Question

A student used acetone to clean a sample vial, but forgot to allow it to evaporate completely before pouring the graduated cylinder of fraction 2 into the vial—the fraction was collected correctly from the distillation apparatus but then became contaminated with acetone prior to GC analysis. This experimental error was quite evident via GC: there was an additional peak on the graph. Would there be any effect on the calculated percent composition of the two esters for this fraction? Briefly explain why or why not

Answer 1

The calculated percentages of both the esters in the mixture will be lower than the actual value. This is due to the fact that the percentage of a compound in a mixture is obtained from GC by analyzing the area under the curve (peak) for the compound. Assuming the original mixture had only two esters, the GC spectrum would have shown only two peaks corresponding to the two esters. The sum total of the areas under the peaks remain constant during the GC run since the sum represents the total percentage composition of the mixture (which must be 100%).

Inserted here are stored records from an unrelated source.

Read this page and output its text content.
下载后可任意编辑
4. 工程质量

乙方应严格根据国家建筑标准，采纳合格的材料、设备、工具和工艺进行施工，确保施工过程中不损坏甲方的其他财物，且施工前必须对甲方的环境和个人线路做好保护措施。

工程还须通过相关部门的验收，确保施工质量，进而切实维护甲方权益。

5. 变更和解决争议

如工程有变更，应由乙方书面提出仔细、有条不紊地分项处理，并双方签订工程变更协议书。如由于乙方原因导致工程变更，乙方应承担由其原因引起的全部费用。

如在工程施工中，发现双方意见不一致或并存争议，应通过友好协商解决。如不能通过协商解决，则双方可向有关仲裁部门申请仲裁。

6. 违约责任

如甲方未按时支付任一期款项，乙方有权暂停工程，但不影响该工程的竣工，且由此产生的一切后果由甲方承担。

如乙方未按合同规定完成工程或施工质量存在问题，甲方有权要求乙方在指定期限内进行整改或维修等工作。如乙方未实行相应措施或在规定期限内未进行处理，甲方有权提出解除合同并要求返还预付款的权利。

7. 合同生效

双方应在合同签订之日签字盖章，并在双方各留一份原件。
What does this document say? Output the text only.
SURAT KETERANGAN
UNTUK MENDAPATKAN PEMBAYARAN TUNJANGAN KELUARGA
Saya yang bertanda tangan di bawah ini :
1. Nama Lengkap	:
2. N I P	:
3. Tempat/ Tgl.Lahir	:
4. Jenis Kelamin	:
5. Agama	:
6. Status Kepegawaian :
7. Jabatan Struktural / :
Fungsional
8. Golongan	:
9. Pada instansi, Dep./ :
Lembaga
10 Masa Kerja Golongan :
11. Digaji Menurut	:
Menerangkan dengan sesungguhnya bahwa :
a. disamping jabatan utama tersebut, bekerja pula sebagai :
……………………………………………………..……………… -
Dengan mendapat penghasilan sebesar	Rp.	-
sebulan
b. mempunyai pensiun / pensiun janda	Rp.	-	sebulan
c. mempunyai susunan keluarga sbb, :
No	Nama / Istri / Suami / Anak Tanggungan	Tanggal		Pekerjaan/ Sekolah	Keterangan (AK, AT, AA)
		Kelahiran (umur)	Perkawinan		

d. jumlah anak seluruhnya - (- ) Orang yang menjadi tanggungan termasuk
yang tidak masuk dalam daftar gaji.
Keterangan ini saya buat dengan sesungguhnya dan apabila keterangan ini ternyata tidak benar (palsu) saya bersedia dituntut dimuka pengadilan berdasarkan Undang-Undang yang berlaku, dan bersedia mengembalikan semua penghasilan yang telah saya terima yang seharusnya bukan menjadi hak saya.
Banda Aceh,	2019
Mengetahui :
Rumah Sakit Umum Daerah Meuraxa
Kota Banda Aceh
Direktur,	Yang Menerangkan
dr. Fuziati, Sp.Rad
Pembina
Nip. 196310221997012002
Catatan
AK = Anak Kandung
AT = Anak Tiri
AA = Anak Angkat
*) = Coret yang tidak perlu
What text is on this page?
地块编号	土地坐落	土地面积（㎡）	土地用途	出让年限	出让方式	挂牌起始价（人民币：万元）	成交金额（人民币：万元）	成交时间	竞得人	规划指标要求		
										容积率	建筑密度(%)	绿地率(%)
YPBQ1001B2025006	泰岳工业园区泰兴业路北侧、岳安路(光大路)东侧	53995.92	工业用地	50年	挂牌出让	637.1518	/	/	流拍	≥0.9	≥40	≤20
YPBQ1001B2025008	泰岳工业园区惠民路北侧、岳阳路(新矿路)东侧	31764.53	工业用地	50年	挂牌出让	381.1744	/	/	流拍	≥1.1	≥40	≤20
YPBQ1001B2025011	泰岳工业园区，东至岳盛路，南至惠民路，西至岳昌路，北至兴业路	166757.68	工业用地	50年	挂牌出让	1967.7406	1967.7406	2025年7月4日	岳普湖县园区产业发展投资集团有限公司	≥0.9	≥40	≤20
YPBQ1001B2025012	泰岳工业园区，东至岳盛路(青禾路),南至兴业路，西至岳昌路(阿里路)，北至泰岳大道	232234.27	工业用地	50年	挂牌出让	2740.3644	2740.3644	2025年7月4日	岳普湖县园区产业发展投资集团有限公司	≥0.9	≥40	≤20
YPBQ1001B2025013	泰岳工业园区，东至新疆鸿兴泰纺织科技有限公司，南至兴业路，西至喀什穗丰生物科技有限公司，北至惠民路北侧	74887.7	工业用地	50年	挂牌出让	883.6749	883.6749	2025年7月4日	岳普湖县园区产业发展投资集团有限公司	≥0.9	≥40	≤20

Due to the contamination, the GC spectrum will show an additional peak and now the total area under the peaks is split into three (one of the peaks is simply the contaminant acetone). Hence, the area under the peak for the two esters will be reduced and consequently, the percentages of each ester will be ester. Thus, the percentage composition of the mixture will be less than 100% and it will appear as if the mixture contained a GC-inert material.